Adapt-As-You-Walk Through the Clouds: Training-Free Online Test-Time Adaptation of 3D Vision-Language Foundation Models

Mehran Tamjidi¹ Hamidreza Dastmalchi² Mohammadreza Alimoradijazi³ Ali Cheraghian⁴ Aijun An² Morteza Saberi¹

¹University of Technology Sydney ²York University ³University of New South Wales ⁴Macquarie University

AAAI 2026

Abstract

3D Vision-Language Foundation Models (VLFMs) have shown strong generalization and zero-shot recognition capabilities in open-world point cloud processing tasks. However, these models often underperform in practical scenarios where data are noisy, incomplete, or drawn from a different distribution than the training data.

To address this, we propose Uni-Adapter a training-free test-time adaptation method for 3D Vision-Language Foundation Models (VLFMs). It maintains a dynamic prototype cache that captures intra-class variability, applies graph-based label smoothing to enforce consistency among similar prototypes, and fuses predictions from both the VLFM and the cache using entropy-weighted aggregation. Without any retraining, Uni-Adapter significantly improves robustness, boosting performance by 10.55% on ModelNet-40C, 8.26% on ScanObjectNN-C, and 4.49% on ShapeNet-C.

Bathtub

Bench

Chair

Flowerpot

Person

Cup

Figure 1: Visualization of intra-class variations across different object categories using t-SNE: Bathtub, Bench, Chair, Flowerpot, Person, and Cup.

Main idea

t-SNE Visualization of Uni3D Embeddings and Prototype Caching Strategies

Figure 2. (a) t-SNE of Uni3D embeddings for the airplane class in ModelNet40-C shows clear intra-class clustering patterns.
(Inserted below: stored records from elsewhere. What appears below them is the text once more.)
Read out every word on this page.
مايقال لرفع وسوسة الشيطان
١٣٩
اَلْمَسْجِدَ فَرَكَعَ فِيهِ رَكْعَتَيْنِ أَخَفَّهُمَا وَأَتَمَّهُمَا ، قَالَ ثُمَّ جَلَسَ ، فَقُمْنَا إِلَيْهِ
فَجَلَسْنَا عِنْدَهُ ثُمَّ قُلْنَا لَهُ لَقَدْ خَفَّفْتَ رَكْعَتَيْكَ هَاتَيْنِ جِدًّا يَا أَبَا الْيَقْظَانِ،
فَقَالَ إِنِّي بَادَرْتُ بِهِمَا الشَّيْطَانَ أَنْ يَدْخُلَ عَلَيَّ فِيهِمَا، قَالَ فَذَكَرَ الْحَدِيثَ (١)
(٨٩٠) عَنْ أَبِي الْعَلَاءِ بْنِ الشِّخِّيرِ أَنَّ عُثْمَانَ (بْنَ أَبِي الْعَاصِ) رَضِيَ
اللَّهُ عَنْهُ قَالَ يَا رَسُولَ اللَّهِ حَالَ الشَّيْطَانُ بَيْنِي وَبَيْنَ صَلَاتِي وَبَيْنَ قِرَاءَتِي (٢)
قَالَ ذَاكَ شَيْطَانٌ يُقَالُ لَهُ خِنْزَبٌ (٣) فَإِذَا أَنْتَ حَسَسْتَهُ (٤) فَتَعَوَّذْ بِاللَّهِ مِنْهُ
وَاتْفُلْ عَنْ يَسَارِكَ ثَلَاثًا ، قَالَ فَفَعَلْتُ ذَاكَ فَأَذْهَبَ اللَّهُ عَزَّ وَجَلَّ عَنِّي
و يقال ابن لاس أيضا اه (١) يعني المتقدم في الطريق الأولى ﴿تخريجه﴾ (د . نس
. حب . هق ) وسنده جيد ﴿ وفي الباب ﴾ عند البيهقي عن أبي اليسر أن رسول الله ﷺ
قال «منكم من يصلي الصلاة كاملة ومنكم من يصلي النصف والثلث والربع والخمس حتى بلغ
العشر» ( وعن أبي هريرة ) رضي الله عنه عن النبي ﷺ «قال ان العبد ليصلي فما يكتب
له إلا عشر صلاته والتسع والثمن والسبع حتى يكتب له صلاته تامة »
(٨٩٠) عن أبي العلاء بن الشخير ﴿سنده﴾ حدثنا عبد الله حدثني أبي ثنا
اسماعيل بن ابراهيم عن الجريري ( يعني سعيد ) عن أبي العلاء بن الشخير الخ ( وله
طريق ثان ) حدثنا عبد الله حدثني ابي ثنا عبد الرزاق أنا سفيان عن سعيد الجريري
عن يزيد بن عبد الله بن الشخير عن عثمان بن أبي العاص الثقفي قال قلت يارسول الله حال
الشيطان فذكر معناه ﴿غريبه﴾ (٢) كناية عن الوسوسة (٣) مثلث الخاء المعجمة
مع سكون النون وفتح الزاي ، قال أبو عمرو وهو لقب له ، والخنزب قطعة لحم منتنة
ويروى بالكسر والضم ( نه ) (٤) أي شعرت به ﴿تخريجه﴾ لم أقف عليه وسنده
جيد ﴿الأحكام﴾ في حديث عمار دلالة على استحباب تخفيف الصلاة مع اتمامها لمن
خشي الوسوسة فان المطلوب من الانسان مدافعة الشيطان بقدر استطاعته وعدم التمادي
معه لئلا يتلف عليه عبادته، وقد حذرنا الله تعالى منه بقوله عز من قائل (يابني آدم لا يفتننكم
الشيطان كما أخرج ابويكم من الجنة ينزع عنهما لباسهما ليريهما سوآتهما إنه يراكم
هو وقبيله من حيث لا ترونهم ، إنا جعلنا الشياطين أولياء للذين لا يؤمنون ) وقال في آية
Confidence-based prototypes (triangles) cache only high-confidence samples, while cluster-based prototypes (circles) represent distribution modes via online clustering.

(b) In the toy example, confidence-based caching leads to incorrect boundaries due to poor mode coverage, whereas cluster-based caching captures diverse patterns and enables correct predictions.

Overview

Overview of Training-free Dynamic Adapter (Uni-Adapter)

Figure 3. Method Overview. Given a test point cloud \( \mathbf{X}_t \in \mathbb{R}^{L \times 3} \), our method extracts a point cloud feature \( \mathbf{f}_t \) via a point cloud encoder. The 3D cache is updated through online Prototyping, where cluster centers serve as 3D prototypes. The Prototype Reassignment module refines these prototypes, and their affinity with \( \mathbf{f}_t \) produces \( \mathbf{s}^{\text{cache}} \). Finally, the prediction logit \( \mathbf{s}^{\text{final}} \) is obtained by fusing \( \mathbf{s}^{\text{cache}} \) with the model’s base output \( \mathbf{s}^{\text{main}} \) using entropy-driven confidence weighting.

3D VLFM Throughput Comparison

We compare the throughput performance of Uni-Adapter against existing 3D VLFMs and cache-based approaches on the ModelNet40-C dataset. All results are obtained with batch size = 1 on an RTX 4090 GPU.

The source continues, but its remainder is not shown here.